In the fall of 2019, there were 11,193 students enrolled at DSU and the university had an 80% acceptance rate. The student body was 56% female and 44% male, and Dixie State was among the top three institutions for diversity in the state of Utah with 23% of the student body being minority students.
While DSU is open to many different types of students, they must demonstrate college readiness by submitting ACT, SAT, or Accuplacer scores. Prospective students should first determine which category of student they are:
- New Student – A matriculated student who has never attended any college or university, including students who earned credit before graduating from high school.
- Transfer Student – A matriculated student who, after high school graduation, attended another college or university and did not attend Dixie State University.
- Returning Student – A matriculated student who previously attended Dixie State University after high school graduation but has not attended in three or more semesters, including students who may have attended another college or university since they were enrolled at Dixie State University.
- International Student – A matriculated or non-matriculated student who is not a U.S. citizen and has not received immigrant status from the U.S. Immigration and Naturalization Service.
- Non-Degree Seeking – A non-matriculated student attending college classes for personal interest, enrichment, or growth.
- Homeschooled – Taught at home using other approved curriculum and certified by Parent/Guardian.
- Early Enrollment Students – Students whose class has not yet graduated from high school and who meet at least one of the following qualifications:
- Are currently enrolled in high school and want to attend university classes (on their own — not concurrent enrollment through the school district).
- Are homeschool students whose class has not yet graduated from high school.
- Have been officially released from Utah compulsory school attendance requirements.
The Dixie area of Utah has a thriving homeschool population, so DSU is naturally homeschool-friendly.
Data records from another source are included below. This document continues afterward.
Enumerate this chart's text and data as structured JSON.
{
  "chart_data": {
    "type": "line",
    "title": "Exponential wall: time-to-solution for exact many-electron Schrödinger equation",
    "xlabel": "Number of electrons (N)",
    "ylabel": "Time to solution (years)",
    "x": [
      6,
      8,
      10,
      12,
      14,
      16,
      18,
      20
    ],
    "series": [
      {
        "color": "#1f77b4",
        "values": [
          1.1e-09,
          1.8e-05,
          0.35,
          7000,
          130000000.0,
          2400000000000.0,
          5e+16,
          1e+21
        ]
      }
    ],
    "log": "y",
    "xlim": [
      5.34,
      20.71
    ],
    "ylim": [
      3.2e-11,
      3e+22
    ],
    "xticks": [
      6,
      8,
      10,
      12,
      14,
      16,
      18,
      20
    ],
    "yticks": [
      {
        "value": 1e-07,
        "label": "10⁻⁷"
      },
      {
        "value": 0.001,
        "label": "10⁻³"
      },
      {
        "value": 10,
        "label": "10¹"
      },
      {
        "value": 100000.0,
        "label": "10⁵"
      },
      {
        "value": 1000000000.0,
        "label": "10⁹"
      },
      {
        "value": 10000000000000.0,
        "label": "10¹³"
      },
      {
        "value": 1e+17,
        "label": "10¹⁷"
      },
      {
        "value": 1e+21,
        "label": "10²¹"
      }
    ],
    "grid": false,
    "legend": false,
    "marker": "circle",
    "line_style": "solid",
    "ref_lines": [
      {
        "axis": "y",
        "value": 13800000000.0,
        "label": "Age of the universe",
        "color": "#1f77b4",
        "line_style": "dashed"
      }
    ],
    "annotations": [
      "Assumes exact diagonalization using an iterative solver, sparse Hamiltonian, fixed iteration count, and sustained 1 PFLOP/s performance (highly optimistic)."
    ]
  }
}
The 2021 DOCUTAH festival featured Weirdos: A Homeschool Documentary, filmed by DSU staff member Matthew Black and produced by his wife Amanda. Weirdos follows the story of the town’s journey to build a strong support system for homeschooling families. The Blacks’ film offers a unique glimpse into why so many families choose to dedicate their time, resources, and hearts to this lifestyle, fueled by a passion for creating opportunities that nurture a love of learning. Through an in-depth look into the contemporary history of homeschooling, the community approach, and the benefits of individualized learning, Weirdos leaves you wondering who really are the weirdos: those who choose to homeschool, or those who do not?